Amazon.co.jpFacebookGoogleに大量の個人情報預けているのに、自治体のWebサイトとしてFacebook使ったり、図書館でTカード利用したりするのを問題視するのは二重基準だ!という意見は、使わないという選択肢があるものと、その選択肢がないものをごちゃまぜに考えていると思う。

経済的に厳しく本を買う金がない。また、インターネット接続環境も用意できないという人にとって図書館というのは情報収集や学習のための最後のセーフティラインになる。その最後のセーフティラインで「個人情報を集めてマーケティングに使います」というのと、AmazonFacebookで「個人情報を集めてマーケティングに使います」というのは話が違うと私は思う。各種手続きでアクセスしなければいけない自治体Webサイトも使わないという選択肢がない性質のもの。

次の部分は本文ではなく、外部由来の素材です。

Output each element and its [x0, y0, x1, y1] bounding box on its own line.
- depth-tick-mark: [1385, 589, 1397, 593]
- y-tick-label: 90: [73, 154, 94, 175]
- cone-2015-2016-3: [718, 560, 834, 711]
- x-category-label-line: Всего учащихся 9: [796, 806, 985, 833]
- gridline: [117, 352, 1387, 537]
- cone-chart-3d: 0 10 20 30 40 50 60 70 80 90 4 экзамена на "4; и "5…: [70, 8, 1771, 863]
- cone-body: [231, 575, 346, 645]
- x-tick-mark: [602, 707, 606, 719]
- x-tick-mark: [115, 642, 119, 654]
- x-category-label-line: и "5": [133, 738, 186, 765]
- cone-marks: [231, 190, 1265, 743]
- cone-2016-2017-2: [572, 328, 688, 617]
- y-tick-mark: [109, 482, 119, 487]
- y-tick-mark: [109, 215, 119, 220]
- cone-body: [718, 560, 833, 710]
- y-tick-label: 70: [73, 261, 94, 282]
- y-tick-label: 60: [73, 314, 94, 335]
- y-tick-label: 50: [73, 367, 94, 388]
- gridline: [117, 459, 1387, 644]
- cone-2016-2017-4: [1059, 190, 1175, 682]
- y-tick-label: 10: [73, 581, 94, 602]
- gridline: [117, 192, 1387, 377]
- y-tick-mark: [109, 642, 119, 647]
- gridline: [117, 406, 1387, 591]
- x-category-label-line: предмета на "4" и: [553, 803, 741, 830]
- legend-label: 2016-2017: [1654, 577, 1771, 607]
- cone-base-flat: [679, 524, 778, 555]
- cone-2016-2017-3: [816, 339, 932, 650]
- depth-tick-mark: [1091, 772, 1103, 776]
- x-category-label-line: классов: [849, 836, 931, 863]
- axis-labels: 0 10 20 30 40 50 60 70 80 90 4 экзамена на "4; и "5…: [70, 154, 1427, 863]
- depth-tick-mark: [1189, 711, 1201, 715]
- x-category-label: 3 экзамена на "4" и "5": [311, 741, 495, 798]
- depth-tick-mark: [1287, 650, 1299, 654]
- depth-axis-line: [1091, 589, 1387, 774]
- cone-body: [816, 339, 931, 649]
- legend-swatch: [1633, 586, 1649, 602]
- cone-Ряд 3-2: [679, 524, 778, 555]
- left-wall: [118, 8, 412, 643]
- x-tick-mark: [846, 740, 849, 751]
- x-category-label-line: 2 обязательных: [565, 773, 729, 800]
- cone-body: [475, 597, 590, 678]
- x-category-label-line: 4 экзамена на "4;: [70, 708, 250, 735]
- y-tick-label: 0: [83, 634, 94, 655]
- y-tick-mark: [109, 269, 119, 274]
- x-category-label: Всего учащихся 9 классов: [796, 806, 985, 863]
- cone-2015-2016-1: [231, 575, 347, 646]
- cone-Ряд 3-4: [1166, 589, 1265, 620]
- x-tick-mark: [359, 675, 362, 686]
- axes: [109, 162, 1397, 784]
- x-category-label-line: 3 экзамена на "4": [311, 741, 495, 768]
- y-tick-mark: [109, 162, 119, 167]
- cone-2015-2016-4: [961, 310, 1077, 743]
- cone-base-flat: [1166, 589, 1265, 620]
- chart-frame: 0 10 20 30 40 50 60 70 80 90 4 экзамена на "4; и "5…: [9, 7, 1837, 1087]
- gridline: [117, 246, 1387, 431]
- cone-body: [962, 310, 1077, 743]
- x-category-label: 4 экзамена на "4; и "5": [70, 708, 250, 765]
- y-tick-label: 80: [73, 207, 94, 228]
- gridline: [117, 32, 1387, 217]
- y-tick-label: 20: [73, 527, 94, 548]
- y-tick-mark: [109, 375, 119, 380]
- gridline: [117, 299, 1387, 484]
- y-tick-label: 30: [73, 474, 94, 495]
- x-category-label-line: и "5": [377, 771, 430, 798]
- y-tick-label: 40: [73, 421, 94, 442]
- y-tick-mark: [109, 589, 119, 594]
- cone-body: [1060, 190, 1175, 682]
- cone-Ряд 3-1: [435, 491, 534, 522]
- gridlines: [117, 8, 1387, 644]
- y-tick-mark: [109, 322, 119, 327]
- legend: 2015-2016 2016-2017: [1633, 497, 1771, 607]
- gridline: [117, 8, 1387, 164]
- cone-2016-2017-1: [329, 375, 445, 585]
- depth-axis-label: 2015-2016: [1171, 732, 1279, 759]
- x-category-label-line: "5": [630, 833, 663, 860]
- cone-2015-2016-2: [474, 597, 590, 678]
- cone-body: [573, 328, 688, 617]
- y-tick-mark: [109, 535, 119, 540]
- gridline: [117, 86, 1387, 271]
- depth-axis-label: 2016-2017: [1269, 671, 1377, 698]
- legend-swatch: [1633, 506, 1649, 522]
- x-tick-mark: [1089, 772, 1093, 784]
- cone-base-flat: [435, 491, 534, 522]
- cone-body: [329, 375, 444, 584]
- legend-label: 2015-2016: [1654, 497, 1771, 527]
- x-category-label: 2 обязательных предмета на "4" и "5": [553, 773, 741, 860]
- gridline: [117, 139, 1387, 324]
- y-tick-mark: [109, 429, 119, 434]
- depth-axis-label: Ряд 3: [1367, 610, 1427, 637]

プライバシー侵害を懸念する際に「個人情報保護法」でいう個人情報でないから問題ないと主張する組織が相次いでいるのが問題の最後にも書いたけれども、プライバシー侵害のダメージは悪い状況にある人や少数派(マイノリティー)ほど大きい。このため、そんなに悪い状況じゃない人や多数派(マジョリティ)に属している人はプライバシー侵害を軽視しがち(正直なところ、私も軽視してしまいがち)。そして、プライバシー侵害は発生すると元に戻せない(原状復帰が難しい)のが特徴。情報は拡散する傾向にあり、一度流れた情報を消すのは非常に難しい。

使わないという選択肢を採用できない人が利用者にいるものについて、使わない選択肢を選択肢を採用できるものと同等に考えるのは混乱を招くからやめた方が良いと思う。